Donatello d'Auge, tout juste tombé dans la paille en mai 2013 ! © Collection privée
Poulain, comment était Donatello d’Auge ?
Il était chaud ! C’est pour cela que nous avons fini par le castrer. Nous avons eu du mal à prendre cette décision. Mais nous ne sommes pas étalonniers. Nous produisons des chevaux de concours et nous craignions de passer à côté de sa carrière en le gardant entier. On ne pouvait pas prendre ce risque. Hello Pierville, bien qu’entier, était un agneau ! On ne pouvait pas deviner qu’il était étalon. Donatello, lui, avait du caractère. On ne l’a pas castré très tôt, car j’ai beaucoup hésité. Il l’a été durant son année de cinq ans. Prendre cette décision a été très difficile, car j’étais vraiment accro à ses origines, même si elles étaient assez anciennes. Castré, Donatello a pu réussir toutes ces performances ces trois dernières années et demie. En règle générale, nous avons plus tendance à castrer les chevaux qu’à les garder entiers. Dans une perspective de commercialisation potentielle, cela est aussi plus simple. Et puis, cela l’est aussi pour la pratique du concours hippique en général, pour les voyages, pour leur vie, pour les mettre au paddock, etc.

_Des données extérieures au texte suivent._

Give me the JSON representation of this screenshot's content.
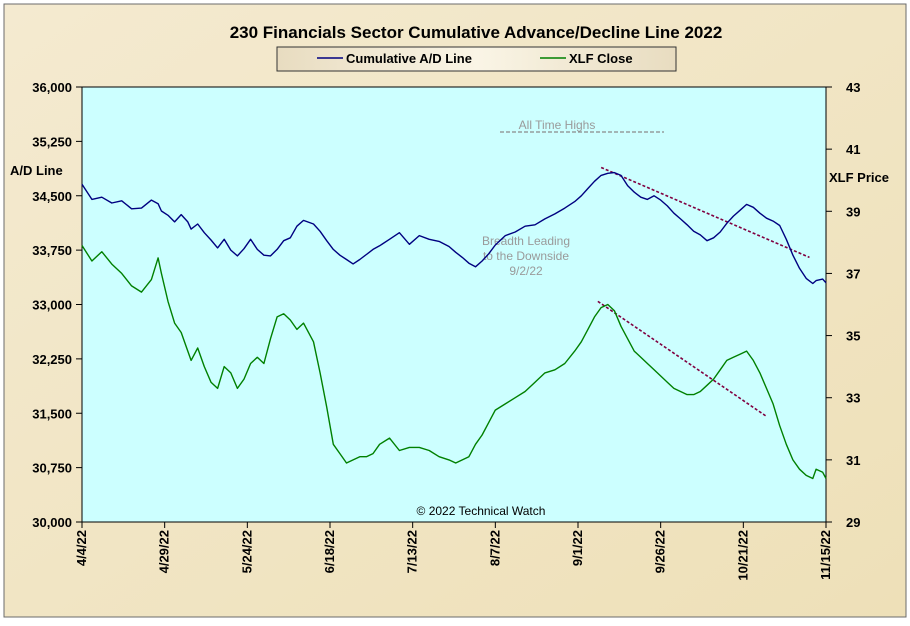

Julien adore laisser ses chevaux en troupeau au paddock. Comme ils sont déferrés, tous les chevaux de concours vivent ensemble. Au départ, Donatello vivait en groupe avec les autres mâles. Mais il était toujours dans son coin, un peu fâché. Il passait son temps collé au paddock des juments et ne les quittait pas des yeux. Alors, on a fini par le mettre avec les juments et il s’épanouit comme cela. Désormais, il vit avec elles et adore avoir son harem ! Le secret, c’est aussi de les écouter et de leur offrir ce qui les rend heureux.
Le roi Donatello et son harem à La Bosquetterie. © Collection privée
La seconde partie de cette interview sera disponible samedi en fin de journée sur Studforlife.com…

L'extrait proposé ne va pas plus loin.